Stronger with each healing
“The vulnerability of flexible sensors used in real-world applications calls for the development of self-healing properties similar to how human skin heals,” said Haick. “Accordingly, we have developed a complete, self-healing device in the form of a bendable and stretchable chemi-resistor where every part — no matter where the device is cut or scratched — is self-healing.”
The Israeli sensor platform is comprised of a self-healing substrate, high-conductivity electrodes and molecularly modified gold nanoparticles.
“The gold particles on top of the substrate and between the self-healing electrodes are able to ‘heal’ cracks that could completely disconnect electrical connectivity,” said Haick.
The self-healing sensor is stable from sub-freezing cold to equatorial heat, so it could be used in any part of the world. However, it works most efficiently at temperatures between 0 degrees C and 10 degrees C, when moisture condenses and is then absorbed by the substrate. Condensation makes the substrate swell, allowing the polymer chains to begin to flow freely and, in effect, begin “healing.”

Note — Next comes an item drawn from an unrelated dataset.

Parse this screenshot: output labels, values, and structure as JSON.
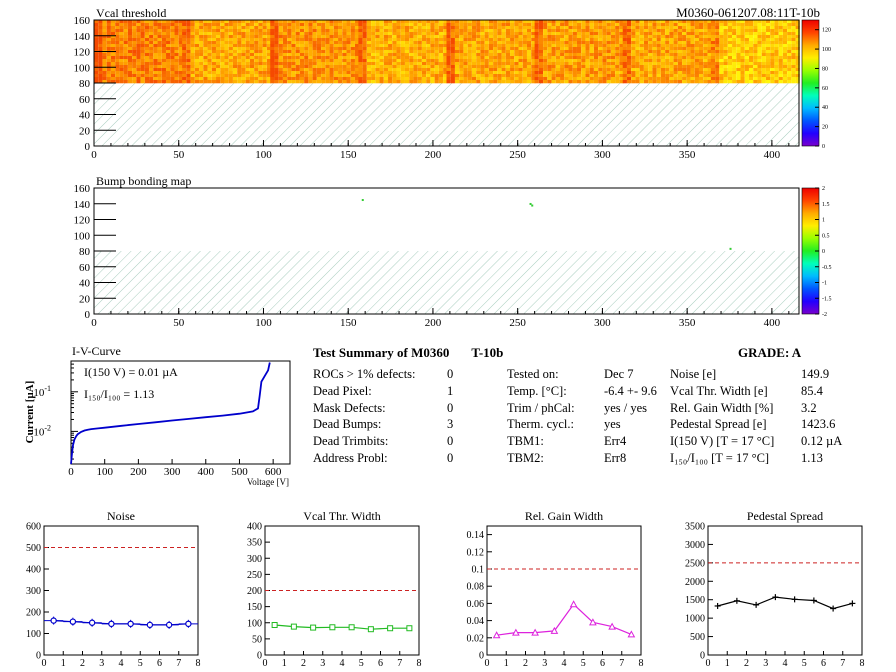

Once healed, the chemi-resistor was shown to retain high sensitivity to touch, pressure and strain under vigorous testing. Surprisingly, it becomes even stronger with each healing cycle.
“The self-healing sensor raises expectations that flexible devices might someday be self-administered, which increases their reliability,” explained Huynh, whose work focuses on the development of self-healing electronic skin.
“One day, the self-healing sensor could serve as a platform for biosensors that monitor human health using electronic skin.”